Настена. не решалась возражать, и он, помолчав, заговорил спокойней:

- Еще неизвестно, что лучше: точно знать - твой сын или твой мужик убитый лежит, или не знать ничего. Для жены, наверно, надо знать - чтоб устраивать свою судьбу. Тут дело понятное: сам не выжил, дай ей пожить. Не мешай. А для матери? Сколько их согласится не знать, жить с завязанными глазами. Она и похоронку получит - не хочет верить. Ей и место укажут, где зарыт, товарищ, который зарывал, напишет - все ей мало. Так пусть и моим старикам хоть никакой, хоть мертвый огонек, да маячит. Раз уж я другого не могу им показать. - Он повернулся к Настене и, отрубая, сказал: - Ладно, хватит об этом. Слезай, будем чай пить. Скоро тебе ехать. Поедешь или, может, останешься?

- Как же я останусь?

- Еще-то приедешь?

- Приеду, Андрей, приеду. А то прибегу. Дорогу теперь знаю.

- Неохота будет, не ходи, тут неволить себя нельзя. А я выдюжу, мне этого дня надолго хватит. Настена вспомнила:

- Ой, я ведь тебе провианту привезла. Чуть обратно с ним не уехала. - Она легко соскочила с нар и выгребла из кучи в угол два холщовых мешочка - с порохом и дробью. - Половину отсыпь, а половину я отцу увезу, это он заказывал.

- Мне и половины за глаза достанет, - обрадованно засуетился над мешочками Андрей. - Теперь живу. Теперь мне и сам черт не страшен. Вот одарила ты меня. Всем одарила. Ну, Настена, золотая ты моя баба! - Он сграбастал ее и приподнял, она завизжала, отбрыкиваясь, но он тут же осторожно опустил ее и с жесткой тоской самому себе сказал: - С этой бабой в миру бы жить, а не по норам прятаться.

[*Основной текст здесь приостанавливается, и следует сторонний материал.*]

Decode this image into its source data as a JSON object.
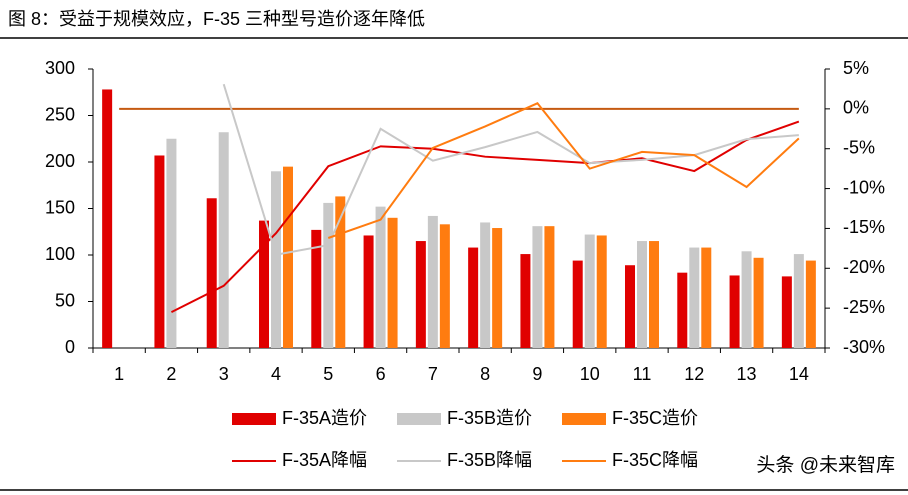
{
  "chart_data": {
    "type": "bar",
    "title": "图 8：受益于规模效应，F-35 三种型号造价逐年降低",
    "watermark": "头条 @未来智库",
    "categories": [
      "1",
      "2",
      "3",
      "4",
      "5",
      "6",
      "7",
      "8",
      "9",
      "10",
      "11",
      "12",
      "13",
      "14"
    ],
    "ylim": [
      0,
      300
    ],
    "yticks": [
      0,
      50,
      100,
      150,
      200,
      250,
      300
    ],
    "y2lim": [
      -30,
      5
    ],
    "y2ticks": [
      {
        "value": 5,
        "label": "5%"
      },
      {
        "value": 0,
        "label": "0%"
      },
      {
        "value": -5,
        "label": "-5%"
      },
      {
        "value": -10,
        "label": "-10%"
      },
      {
        "value": -15,
        "label": "-15%"
      },
      {
        "value": -20,
        "label": "-20%"
      },
      {
        "value": -25,
        "label": "-25%"
      },
      {
        "value": -30,
        "label": "-30%"
      }
    ],
    "reference_line": {
      "axis": "y2",
      "value": 0,
      "color": "#c55a11"
    },
    "series": [
      {
        "name": "F-35A造价",
        "type": "bar",
        "color": "#e00000",
        "values": [
          278,
          207,
          161,
          137,
          127,
          121,
          115,
          108,
          101,
          94,
          89,
          81,
          78,
          77
        ]
      },
      {
        "name": "F-35B造价",
        "type": "bar",
        "color": "#c8c8c8",
        "values": [
          null,
          225,
          232,
          190,
          156,
          152,
          142,
          135,
          131,
          122,
          115,
          108,
          104,
          101
        ]
      },
      {
        "name": "F-35C造价",
        "type": "bar",
        "color": "#ff7c10",
        "values": [
          null,
          null,
          null,
          195,
          163,
          140,
          133,
          129,
          131,
          121,
          115,
          108,
          97,
          94
        ]
      },
      {
        "name": "F-35A降幅",
        "type": "line",
        "axis": "y2",
        "color": "#e00000",
        "values": [
          null,
          -25.5,
          -22.2,
          -15.6,
          -7.2,
          -4.7,
          -5.0,
          -6.0,
          -6.4,
          -6.8,
          -6.2,
          -7.8,
          -3.9,
          -1.6
        ]
      },
      {
        "name": "F-35B降幅",
        "type": "line",
        "axis": "y2",
        "color": "#c8c8c8",
        "values": [
          null,
          null,
          3.1,
          -18.3,
          -17.1,
          -2.5,
          -6.5,
          -4.8,
          -2.9,
          -6.8,
          -6.4,
          -5.8,
          -3.8,
          -3.3
        ]
      },
      {
        "name": "F-35C降幅",
        "type": "line",
        "axis": "y2",
        "color": "#ff7c10",
        "values": [
          null,
          null,
          null,
          null,
          -16.2,
          -13.9,
          -4.9,
          -2.2,
          0.7,
          -7.5,
          -5.4,
          -5.8,
          -9.8,
          -3.7
        ]
      }
    ]
  }
}
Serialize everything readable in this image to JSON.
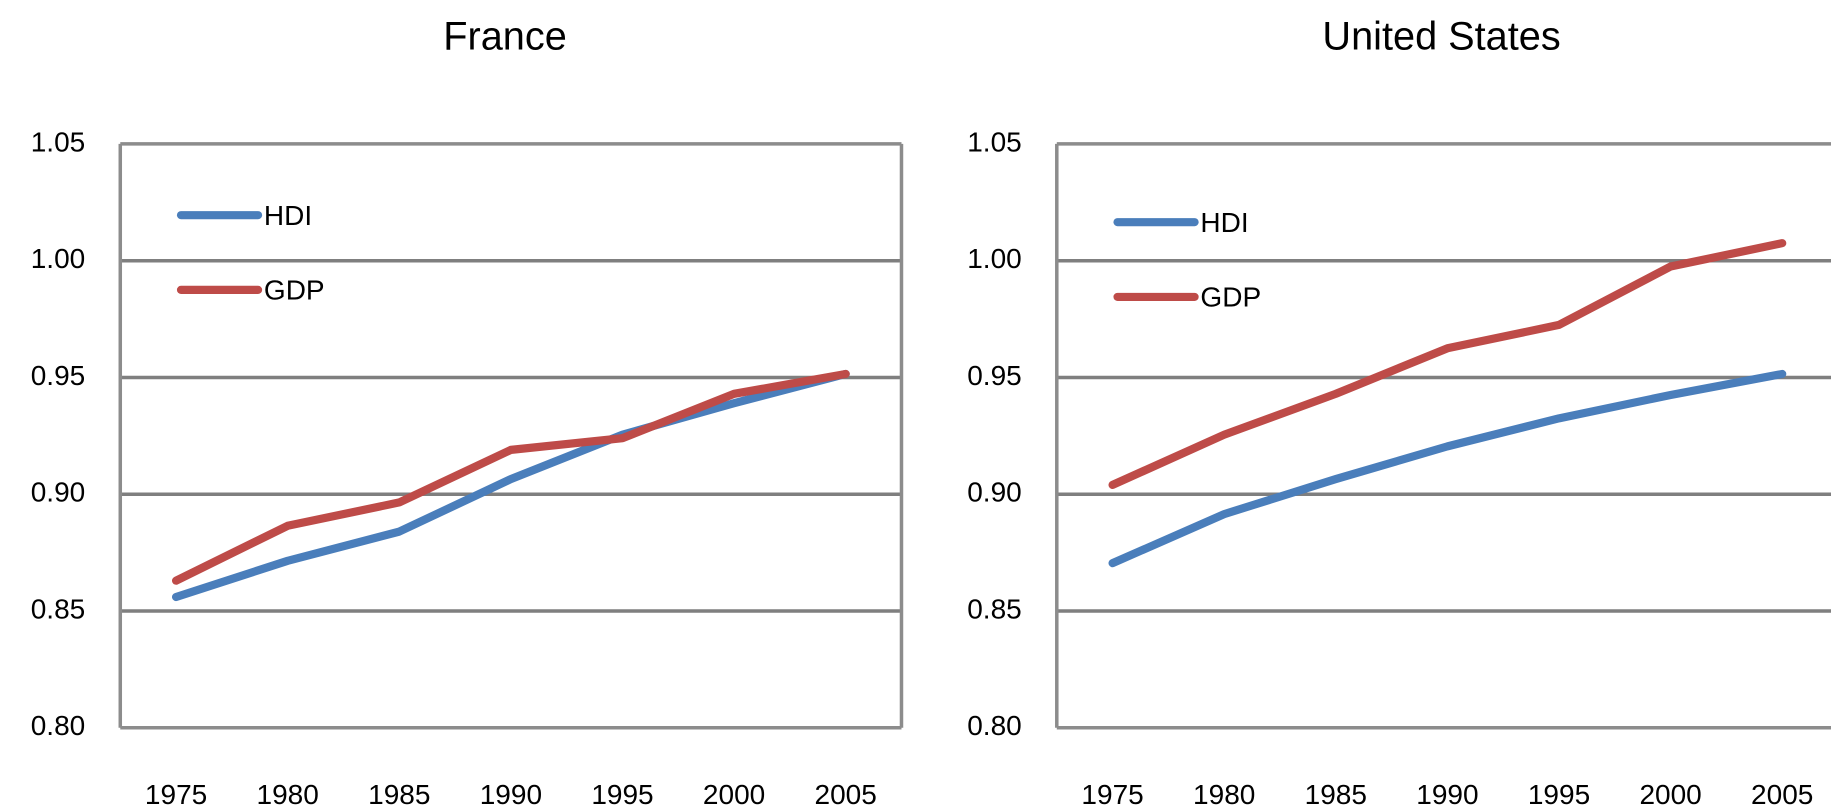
{
  "chart_data": [
    {
      "type": "line",
      "title": "France",
      "x": [
        "1975",
        "1980",
        "1985",
        "1990",
        "1995",
        "2000",
        "2005"
      ],
      "series": [
        {
          "name": "HDI",
          "color": "#4a7ebb",
          "values": [
            0.856,
            0.8715,
            0.884,
            0.9065,
            0.9255,
            0.939,
            0.9515
          ]
        },
        {
          "name": "GDP",
          "color": "#be4b48",
          "values": [
            0.863,
            0.8865,
            0.8965,
            0.919,
            0.924,
            0.943,
            0.9515
          ]
        }
      ],
      "ylim": [
        0.8,
        1.05
      ],
      "yticks": [
        {
          "value": 0.8,
          "label": "0.80"
        },
        0.85,
        {
          "value": 0.9,
          "label": "0.90"
        },
        0.95,
        {
          "value": 1.0,
          "label": "1.00"
        },
        1.05
      ],
      "grid": true,
      "legend": "upper left"
    },
    {
      "type": "line",
      "title": "United States",
      "x": [
        "1975",
        "1980",
        "1985",
        "1990",
        "1995",
        "2000",
        "2005"
      ],
      "series": [
        {
          "name": "HDI",
          "color": "#4a7ebb",
          "values": [
            0.8705,
            0.8915,
            0.9065,
            0.9205,
            0.9325,
            0.9425,
            0.9515
          ]
        },
        {
          "name": "GDP",
          "color": "#be4b48",
          "values": [
            0.904,
            0.9255,
            0.943,
            0.9625,
            0.9725,
            0.9975,
            1.0075
          ]
        }
      ],
      "ylim": [
        0.8,
        1.05
      ],
      "yticks": [
        {
          "value": 0.8,
          "label": "0.80"
        },
        0.85,
        {
          "value": 0.9,
          "label": "0.90"
        },
        0.95,
        {
          "value": 1.0,
          "label": "1.00"
        },
        1.05
      ],
      "grid": true,
      "legend": "upper left"
    }
  ]
}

- Ну тебя! - не слыша, разволновалась Настена. - Прямо сердце зашлось - до чего напугал! Я уж отвыкла, чтоб так хватали.

- Прибегай, я приучу.

- Да я-то бы каждый день прибегала.

- За чем же дело?

Пора было подбирать концы этого долгого, на весь день, и все же урывистого свидания. Смеркалось, из углов сильнее потянуло гнилью, ближе и опасней нависла прогнувшаяся в потолке доска, ненадежно, скользко, тревожно стало вокруг. Разговор остыл.

Они наспех попили чаю. Андрей заставил Настену поесть, и она без удовольствия пожевала сала с хлебом. Она уже оделась, когда он молча протянул ей что-то круглое и блестящее, со светлеющими, как глазки, точками. Настена тихонько ахнула:

- Ой, что за чудовина такая?

- Возьми, Настена. Часы. Я сам их с немецкого офицера снял. С живого - не с мертвого. Мне они больше ни к чему, а тебе пригодятся. Будешь продавать, не продешеви: это хорошие часы, в Швейцарии делали. Меньше чем за две тыщи не соглашайся.